Tuesday, May 16, 2006

Tom Cruise as a Metaphor for America








Tom Cruise has fallen off his perch, the Midas of Motion Pictures, the ace in a fly-boy suit, the original "Top Gun", the Hollywood Jet-Fighter: on-screen and off who always seemed to be able to hit his target especially if it was the box-office has come careening off his celluloid throne. Undone by none other than Tom Cruise, apparently. It would seem that Tom Cruise bought the line that unless your life is being recorded it's not worth living (hence the endless forays to Oprah's white couch, shot after shot of Tom in a crowd, Tom in Germany, Tom in Manhattan, Tom, Tom, Tom at Tom's premiere and yet another one of Tom at Tom's premiere with his zombiefied Katie doll supernaturally glued to his side, legs akimbo, eyes wide and blankly open, the ultimate Stepford wife).

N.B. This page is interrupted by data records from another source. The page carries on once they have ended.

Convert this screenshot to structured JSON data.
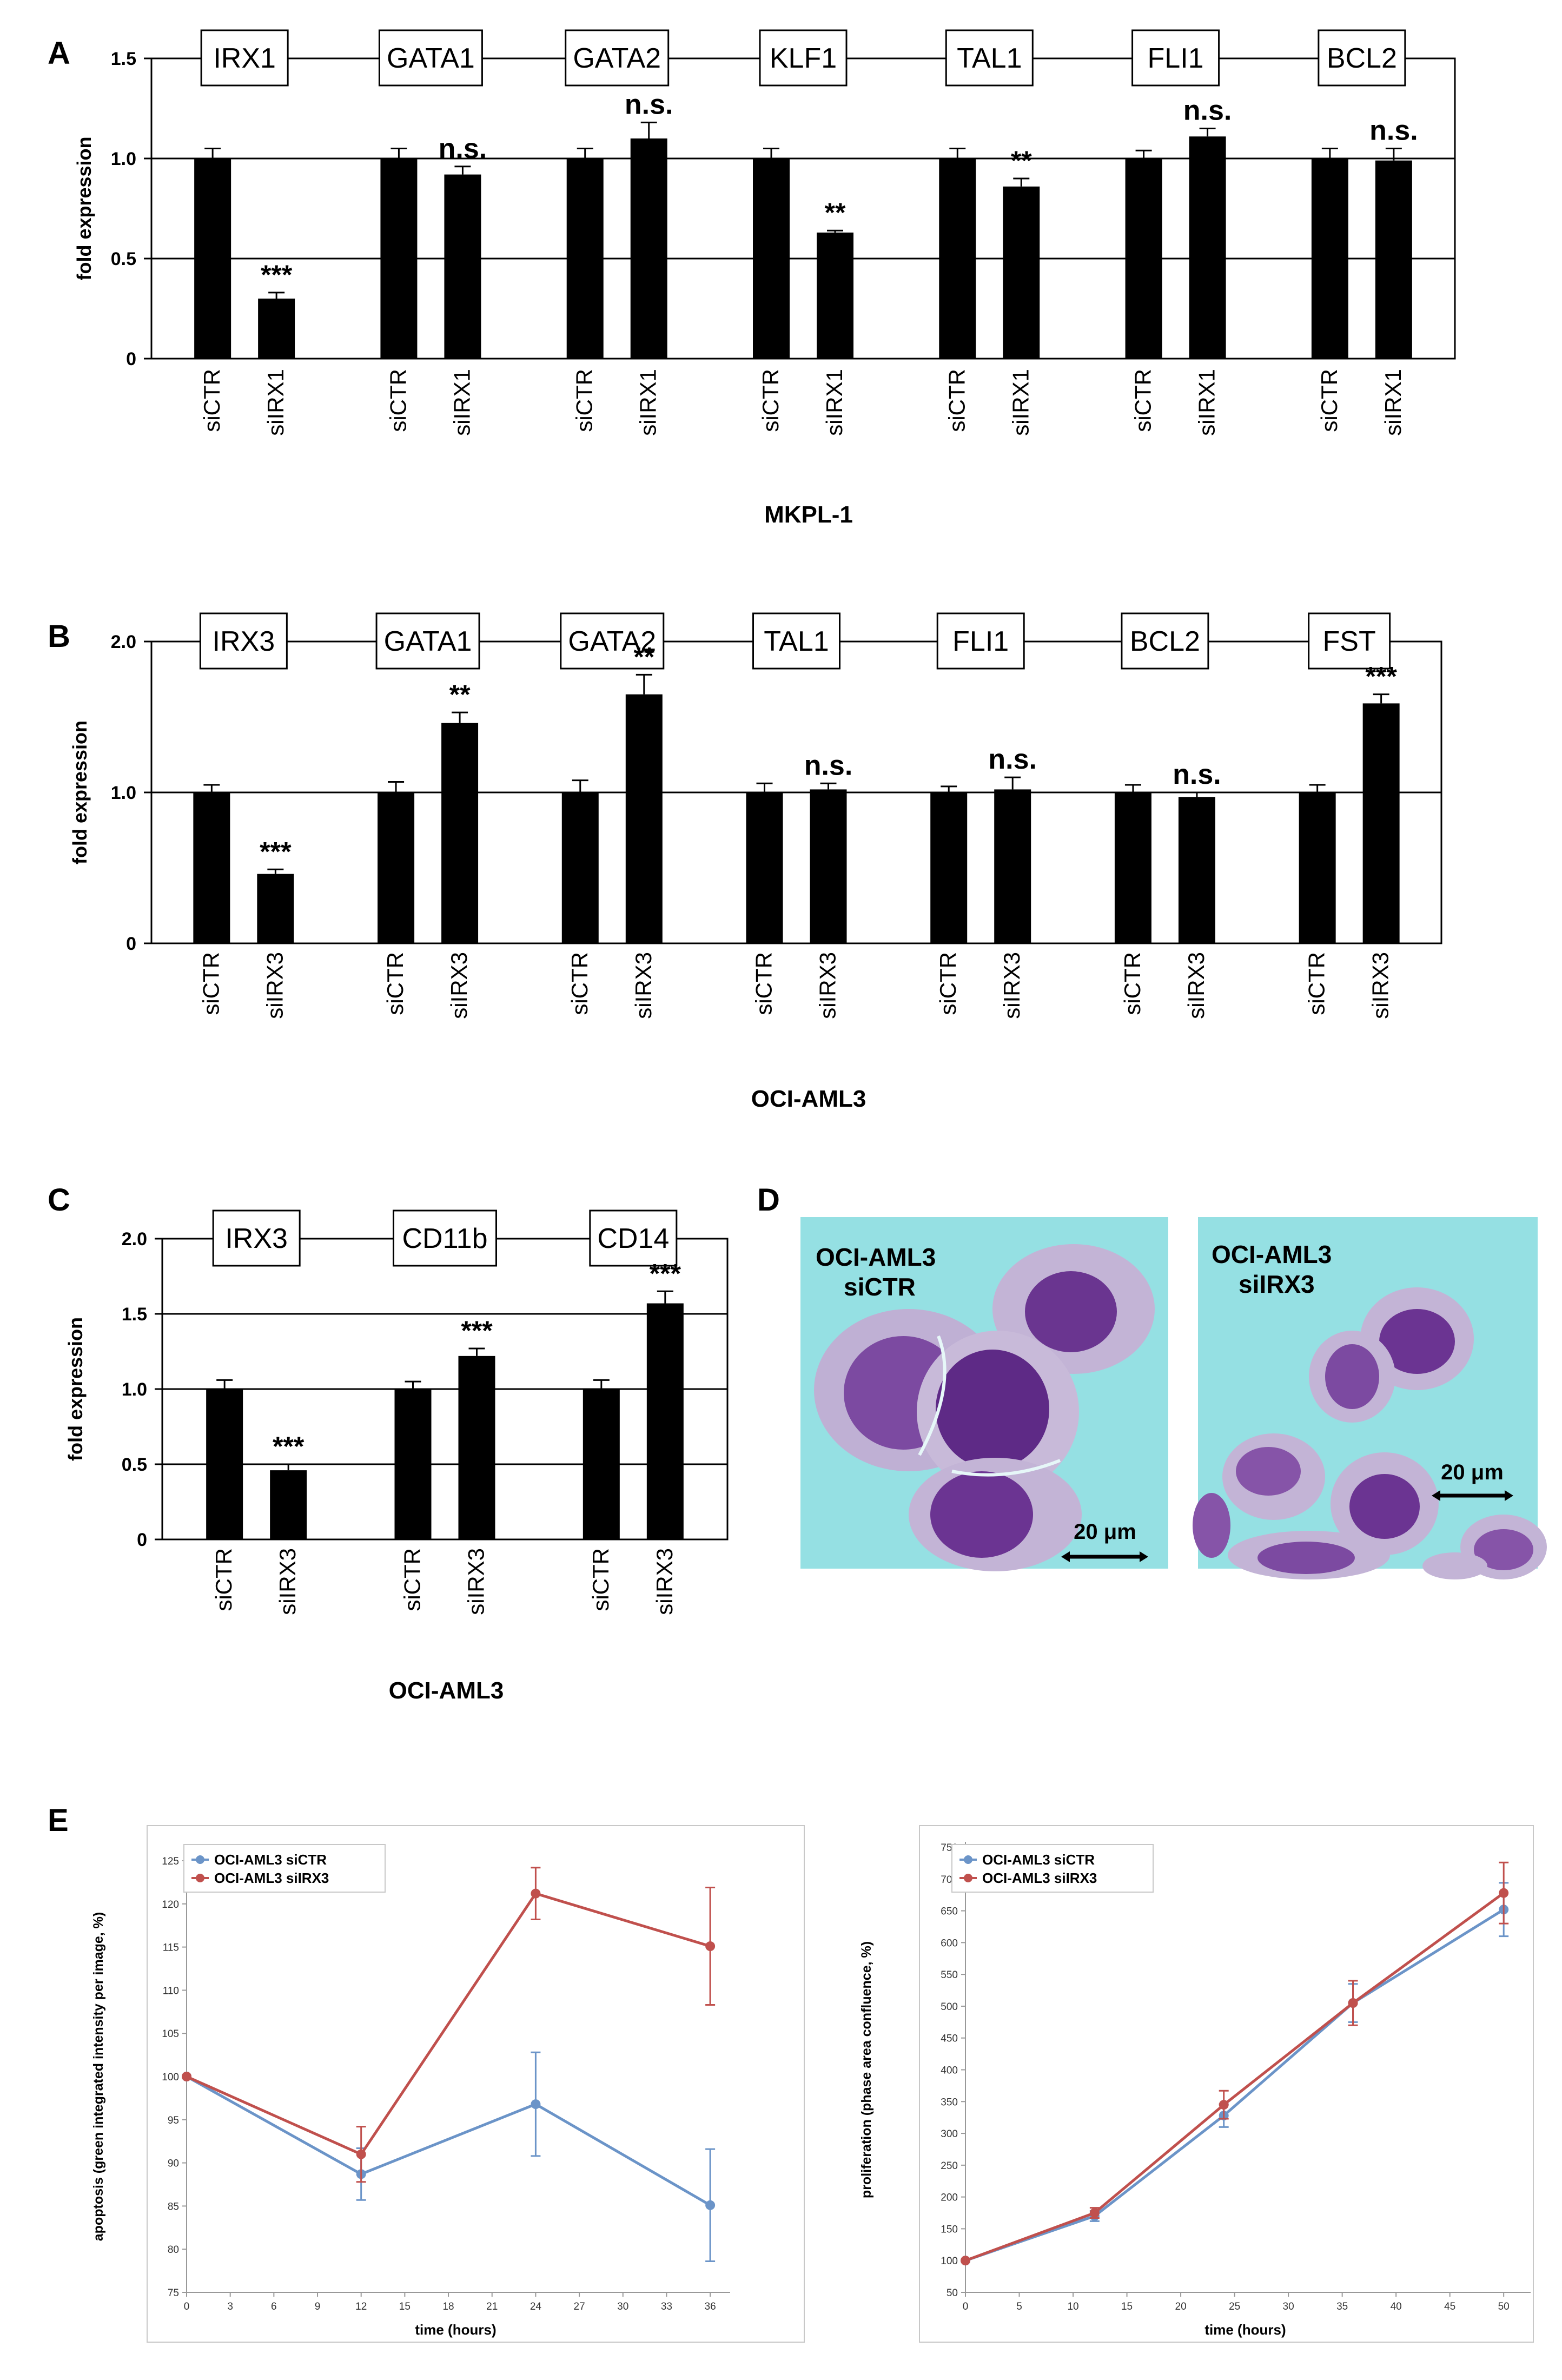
{
  "figure": {
    "panels": {
      "A": "A",
      "B": "B",
      "C": "C",
      "D": "D",
      "E": "E"
    },
    "colors": {
      "bar": "#000000",
      "siCTR_line": "#6b94c8",
      "siIRX3_line": "#c0504d",
      "micro_bg": "#95e0e3",
      "micro_cell": "#8a5fa5",
      "micro_nucleus": "#5b2d83",
      "micro_cyto": "#c7b6d6"
    }
  },
  "chart_data": [
    {
      "panel": "A",
      "type": "bar",
      "title": "MKPL-1",
      "ylabel": "fold expression",
      "ylim": [
        0,
        1.5
      ],
      "yticks": [
        "0",
        "0.5",
        "1.0",
        "1.5"
      ],
      "groups": [
        {
          "gene": "IRX1",
          "categories": [
            "siCTR",
            "siIRX1"
          ],
          "values": [
            1.0,
            0.3
          ],
          "errors": [
            0.05,
            0.03
          ],
          "significance": "***"
        },
        {
          "gene": "GATA1",
          "categories": [
            "siCTR",
            "siIRX1"
          ],
          "values": [
            1.0,
            0.92
          ],
          "errors": [
            0.05,
            0.04
          ],
          "significance": "n.s."
        },
        {
          "gene": "GATA2",
          "categories": [
            "siCTR",
            "siIRX1"
          ],
          "values": [
            1.0,
            1.1
          ],
          "errors": [
            0.05,
            0.08
          ],
          "significance": "n.s."
        },
        {
          "gene": "KLF1",
          "categories": [
            "siCTR",
            "siIRX1"
          ],
          "values": [
            1.0,
            0.63
          ],
          "errors": [
            0.05,
            0.01
          ],
          "significance": "**"
        },
        {
          "gene": "TAL1",
          "categories": [
            "siCTR",
            "siIRX1"
          ],
          "values": [
            1.0,
            0.86
          ],
          "errors": [
            0.05,
            0.04
          ],
          "significance": "**"
        },
        {
          "gene": "FLI1",
          "categories": [
            "siCTR",
            "siIRX1"
          ],
          "values": [
            1.0,
            1.11
          ],
          "errors": [
            0.04,
            0.04
          ],
          "significance": "n.s."
        },
        {
          "gene": "BCL2",
          "categories": [
            "siCTR",
            "siIRX1"
          ],
          "values": [
            1.0,
            0.99
          ],
          "errors": [
            0.05,
            0.06
          ],
          "significance": "n.s."
        }
      ]
    },
    {
      "panel": "B",
      "type": "bar",
      "title": "OCI-AML3",
      "ylabel": "fold expression",
      "ylim": [
        0,
        2.0
      ],
      "yticks": [
        "0",
        "1.0",
        "2.0"
      ],
      "groups": [
        {
          "gene": "IRX3",
          "categories": [
            "siCTR",
            "siIRX3"
          ],
          "values": [
            1.0,
            0.46
          ],
          "errors": [
            0.05,
            0.03
          ],
          "significance": "***"
        },
        {
          "gene": "GATA1",
          "categories": [
            "siCTR",
            "siIRX3"
          ],
          "values": [
            1.0,
            1.46
          ],
          "errors": [
            0.07,
            0.07
          ],
          "significance": "**"
        },
        {
          "gene": "GATA2",
          "categories": [
            "siCTR",
            "siIRX3"
          ],
          "values": [
            1.0,
            1.65
          ],
          "errors": [
            0.08,
            0.13
          ],
          "significance": "**"
        },
        {
          "gene": "TAL1",
          "categories": [
            "siCTR",
            "siIRX3"
          ],
          "values": [
            1.0,
            1.02
          ],
          "errors": [
            0.06,
            0.04
          ],
          "significance": "n.s."
        },
        {
          "gene": "FLI1",
          "categories": [
            "siCTR",
            "siIRX3"
          ],
          "values": [
            1.0,
            1.02
          ],
          "errors": [
            0.04,
            0.08
          ],
          "significance": "n.s."
        },
        {
          "gene": "BCL2",
          "categories": [
            "siCTR",
            "siIRX3"
          ],
          "values": [
            1.0,
            0.97
          ],
          "errors": [
            0.05,
            0.03
          ],
          "significance": "n.s."
        },
        {
          "gene": "FST",
          "categories": [
            "siCTR",
            "siIRX3"
          ],
          "values": [
            1.0,
            1.59
          ],
          "errors": [
            0.05,
            0.06
          ],
          "significance": "***"
        }
      ]
    },
    {
      "panel": "C",
      "type": "bar",
      "title": "OCI-AML3",
      "ylabel": "fold expression",
      "ylim": [
        0,
        2.0
      ],
      "yticks": [
        "0",
        "0.5",
        "1.0",
        "1.5",
        "2.0"
      ],
      "groups": [
        {
          "gene": "IRX3",
          "categories": [
            "siCTR",
            "siIRX3"
          ],
          "values": [
            1.0,
            0.46
          ],
          "errors": [
            0.06,
            0.04
          ],
          "significance": "***"
        },
        {
          "gene": "CD11b",
          "categories": [
            "siCTR",
            "siIRX3"
          ],
          "values": [
            1.0,
            1.22
          ],
          "errors": [
            0.05,
            0.05
          ],
          "significance": "***"
        },
        {
          "gene": "CD14",
          "categories": [
            "siCTR",
            "siIRX3"
          ],
          "values": [
            1.0,
            1.57
          ],
          "errors": [
            0.06,
            0.08
          ],
          "significance": "***"
        }
      ]
    },
    {
      "panel": "E-left",
      "type": "line",
      "xlabel": "time (hours)",
      "ylabel": "apoptosis (green integrated intensity per image, %)",
      "xlim": [
        0,
        37
      ],
      "ylim": [
        75,
        125
      ],
      "xticks": [
        0,
        3,
        6,
        9,
        12,
        15,
        18,
        21,
        24,
        27,
        30,
        33,
        36
      ],
      "yticks": [
        75,
        80,
        85,
        90,
        95,
        100,
        105,
        110,
        115,
        120,
        125
      ],
      "legend": [
        "OCI-AML3 siCTR",
        "OCI-AML3 siIRX3"
      ],
      "series": [
        {
          "name": "OCI-AML3 siCTR",
          "x": [
            0,
            12,
            24,
            36
          ],
          "values": [
            100,
            88.7,
            96.8,
            85.1
          ],
          "errors": [
            0,
            3.0,
            6.0,
            6.5
          ]
        },
        {
          "name": "OCI-AML3 siIRX3",
          "x": [
            0,
            12,
            24,
            36
          ],
          "values": [
            100,
            91.0,
            121.2,
            115.1
          ],
          "errors": [
            0,
            3.2,
            3.0,
            6.8
          ]
        }
      ]
    },
    {
      "panel": "E-right",
      "type": "line",
      "xlabel": "time (hours)",
      "ylabel": "proliferation (phase area confluence, %)",
      "xlim": [
        0,
        52
      ],
      "ylim": [
        50,
        750
      ],
      "xticks": [
        0,
        5,
        10,
        15,
        20,
        25,
        30,
        35,
        40,
        45,
        50
      ],
      "yticks": [
        50,
        100,
        150,
        200,
        250,
        300,
        350,
        400,
        450,
        500,
        550,
        600,
        650,
        700,
        750
      ],
      "legend": [
        "OCI-AML3 siCTR",
        "OCI-AML3 siIRX3"
      ],
      "series": [
        {
          "name": "OCI-AML3 siCTR",
          "x": [
            0,
            12,
            24,
            36,
            50
          ],
          "values": [
            100,
            170,
            328,
            505,
            652
          ],
          "errors": [
            0,
            8,
            18,
            30,
            42
          ]
        },
        {
          "name": "OCI-AML3 siIRX3",
          "x": [
            0,
            12,
            24,
            36,
            50
          ],
          "values": [
            100,
            175,
            345,
            505,
            678
          ],
          "errors": [
            0,
            8,
            22,
            35,
            48
          ]
        }
      ]
    }
  ],
  "micrographs": [
    {
      "label_line1": "OCI-AML3",
      "label_line2": "siCTR",
      "scalebar": "20 μm"
    },
    {
      "label_line1": "OCI-AML3",
      "label_line2": "siIRX3",
      "scalebar": "20 μm"
    }
  ]
}
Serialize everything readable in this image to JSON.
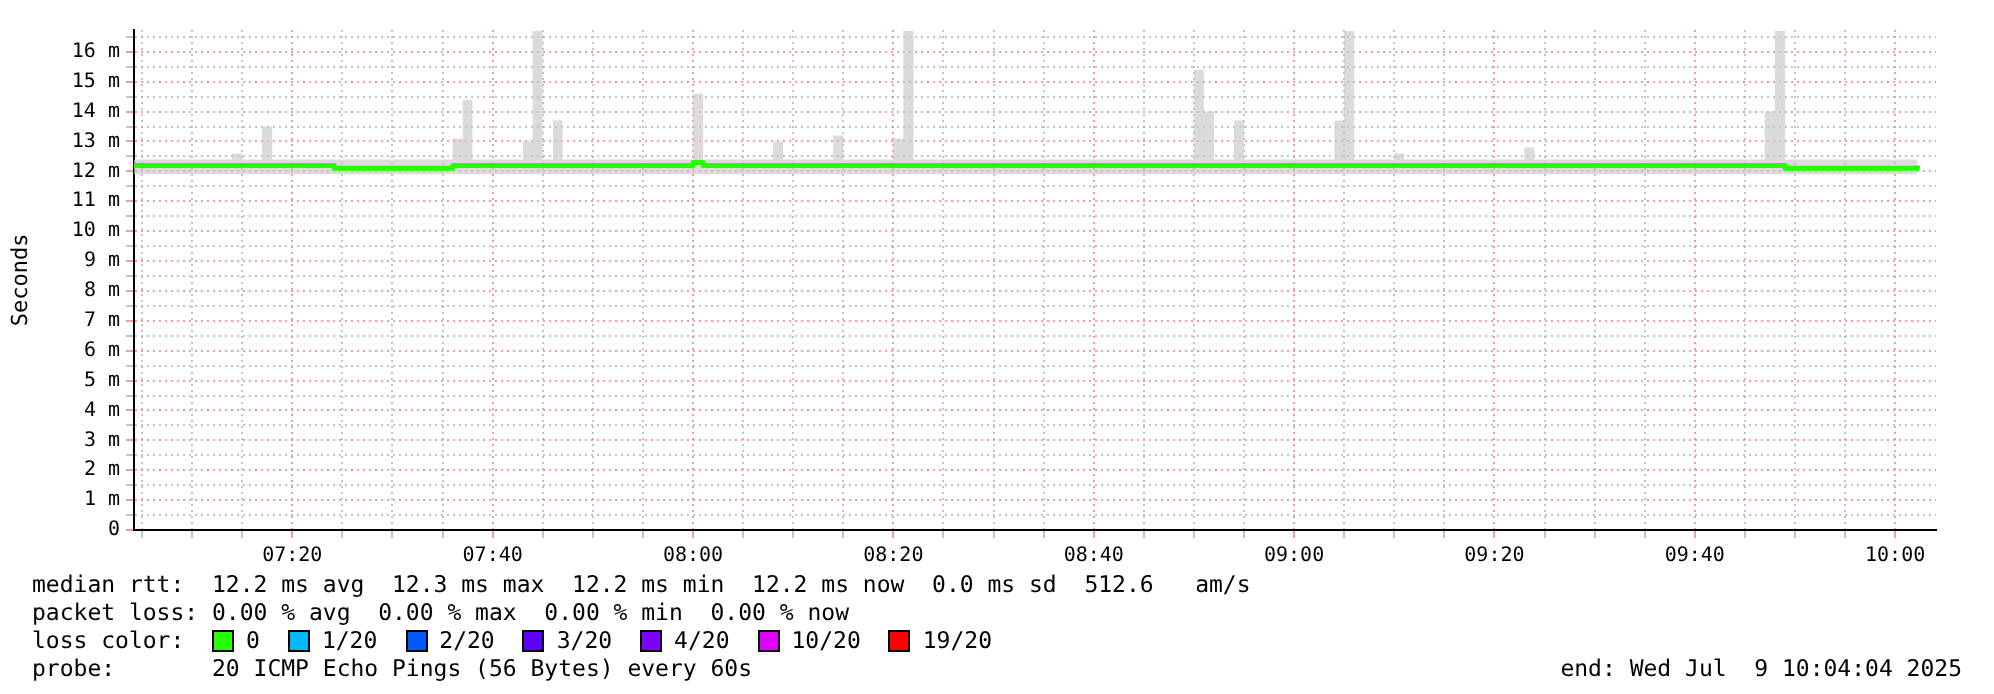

What set off the anti-Tom rebellion? His bizarre promotional blitz of his love affair with a teenage acting Katie Holmes revealed a certain kind of creepiness that everyone suspected was there - the blind allegence to all things Scientology, no sensible person would honestly follow the dicates of L.Ron Hubbard, and the whispers of Tom's homosexuality which are too frequently debated to not believe, on some level, must be true. Once the cracks became visible on Tom's carefully contructed shinier-than-thou persona - there was no going back. Even the audience as it watched yet another preview for Mission Impossible Three, as Tom speedboats, gets blown up, recovers only to get blown up again, and Philip Seymour Hoffman's beady eyes glistened with hambone delight at being a good actor playing the ultimate bad guy, to shots of Tom as he heartily kissed his love interest, a brunette that didn't look entirely dissimiliar from Ms. Holmes, despite the onslaught of images edited around one overriding concept (to make Tom's character, Ethan Hunt, but really just Tom look like the ultimate multi-national hero) you could still sense that the movie-going public didn't buy it - instead the prevailing sentiment of viewers seemed to be "I think that guy's kind of a wierdo now."

Tom seemed all powerful not to long ago like America itself; it seemed as if the man and the nation could do no wrong, bouncing back from every conceivable set-back with a bigger movie (last summer it was a Spielberg flick for which he got paid $100 million dollars) and a better photo-op. The problem is the audience can no longer be convinced to just sit back, in the dark, and escape into his invincible grin, the kilo-watt smile has taken on a faustian quality and it is almost possible to believe Tom signed on the dotted line long ago.

Eventually, the devil comes to claim his debt and to think otherwise is just... a mission impossible.